Last year, Sebastian Lekies, Krzysztof Kotowicz and Eduardo Vela Nava had an awesome presentation at various security conferences, called Breaking XSS mitigations via Script Gadgets. They’ve shown that you can use a lot of popular JS framework to bypass various mitigations against XSS-es, including CSP. In the presentation you can also find a slide which shows what kind of security measure you can bypass with a given framework. It turns out that Polymer (framework used by Colaboratory) can bypass any kind of CSP.

So what is Polymer? In a nutshell, it is a JS library in which you can define your own HTML elements and later use them directly in the code. For instance, in case of Colaboratory, you can press the “SHARE” button and then a new element <colab-dialog-impl> will appear in the DOM tree. My idea was to try and replace the default template of that element. So I wrote the following code:

$ \unicode{</math><dom-module id=colab-dialog-impl>
<template>
SOME RANDOM TEXT
</template>
</dom-module>} $

The result you can see in the video below.

It is great! After clicking “SHARE”, you can clearly see that my “SOME RANDOM TEXT” appeared instead of the original window.

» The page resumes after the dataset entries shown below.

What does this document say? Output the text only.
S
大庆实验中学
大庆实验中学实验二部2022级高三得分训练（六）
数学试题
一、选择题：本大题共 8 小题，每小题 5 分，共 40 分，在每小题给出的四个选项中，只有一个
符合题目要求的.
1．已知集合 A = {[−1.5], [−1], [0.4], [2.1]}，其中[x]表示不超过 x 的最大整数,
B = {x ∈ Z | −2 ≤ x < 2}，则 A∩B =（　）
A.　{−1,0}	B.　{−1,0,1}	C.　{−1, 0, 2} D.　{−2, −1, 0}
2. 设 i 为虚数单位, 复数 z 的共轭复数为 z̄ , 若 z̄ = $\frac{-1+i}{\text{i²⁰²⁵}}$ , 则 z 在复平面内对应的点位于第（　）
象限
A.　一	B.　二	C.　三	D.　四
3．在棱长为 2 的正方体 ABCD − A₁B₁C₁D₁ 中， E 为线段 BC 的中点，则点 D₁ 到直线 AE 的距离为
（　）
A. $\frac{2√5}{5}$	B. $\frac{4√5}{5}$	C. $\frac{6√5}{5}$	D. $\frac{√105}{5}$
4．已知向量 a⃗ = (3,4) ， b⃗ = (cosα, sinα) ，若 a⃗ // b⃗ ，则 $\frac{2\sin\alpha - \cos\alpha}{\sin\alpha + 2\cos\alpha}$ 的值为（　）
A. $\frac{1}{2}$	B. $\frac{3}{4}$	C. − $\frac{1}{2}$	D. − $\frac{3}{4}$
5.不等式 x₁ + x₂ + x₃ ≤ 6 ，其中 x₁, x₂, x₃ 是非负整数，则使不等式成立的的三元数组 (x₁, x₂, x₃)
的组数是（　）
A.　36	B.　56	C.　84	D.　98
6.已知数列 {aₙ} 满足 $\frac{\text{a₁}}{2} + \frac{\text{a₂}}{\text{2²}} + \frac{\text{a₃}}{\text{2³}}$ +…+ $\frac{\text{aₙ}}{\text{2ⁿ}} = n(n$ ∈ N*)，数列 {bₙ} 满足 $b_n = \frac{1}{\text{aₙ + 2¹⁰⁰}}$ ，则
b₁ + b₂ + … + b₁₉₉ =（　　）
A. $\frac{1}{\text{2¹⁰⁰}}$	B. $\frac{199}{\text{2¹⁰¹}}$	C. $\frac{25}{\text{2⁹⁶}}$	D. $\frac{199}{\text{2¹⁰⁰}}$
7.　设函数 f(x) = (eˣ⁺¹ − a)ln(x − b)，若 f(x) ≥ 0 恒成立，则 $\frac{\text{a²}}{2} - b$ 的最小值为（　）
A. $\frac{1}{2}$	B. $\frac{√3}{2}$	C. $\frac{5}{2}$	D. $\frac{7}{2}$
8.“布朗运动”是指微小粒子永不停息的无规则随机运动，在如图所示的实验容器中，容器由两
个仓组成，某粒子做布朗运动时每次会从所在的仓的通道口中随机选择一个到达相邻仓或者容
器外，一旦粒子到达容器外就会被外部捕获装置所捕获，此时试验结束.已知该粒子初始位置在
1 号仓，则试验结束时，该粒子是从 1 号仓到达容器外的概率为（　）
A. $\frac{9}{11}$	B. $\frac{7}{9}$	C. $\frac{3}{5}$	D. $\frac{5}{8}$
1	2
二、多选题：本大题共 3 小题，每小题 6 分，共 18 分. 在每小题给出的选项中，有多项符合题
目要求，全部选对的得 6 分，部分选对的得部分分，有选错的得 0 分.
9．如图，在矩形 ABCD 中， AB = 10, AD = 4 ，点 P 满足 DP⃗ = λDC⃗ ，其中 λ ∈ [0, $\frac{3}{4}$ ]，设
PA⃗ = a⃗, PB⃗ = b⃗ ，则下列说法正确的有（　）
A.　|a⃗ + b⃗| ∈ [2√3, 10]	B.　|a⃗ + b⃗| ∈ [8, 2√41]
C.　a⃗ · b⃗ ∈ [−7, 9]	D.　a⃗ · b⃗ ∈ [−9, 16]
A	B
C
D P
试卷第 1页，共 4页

Let’s now move on with a script injection:

$ \unicode{</math><dom-module id=colab-dialog-impl>
<template>
  <script>alert(1)</script>
</template>
</dom-module>
<colab-dialog-impl>} $

Let’s stop for a second and explain why that should work. The <script> tag is actually within a <template> element. Then, when “SHARE” button is pressed, the script would get inserted into the DOM tree by Polymer. Polymer is trusted, hence, per ‘strict-dynamic’, the new script tag is also trusted.

The final alert is shown below:

After a long journey, I finally have the XSS!

Summary

To summarize, I showed how I managed to identify an XSS in Colaboratory. This was made possible by finding a security bug in the MathJax library. In the next step, I had to use a trick known as script gadgets to bypass Content-Security-Policy.

The bug in MathJax has been fixed, although the commit does not contain any explicit information that it has anything to do with a security issue.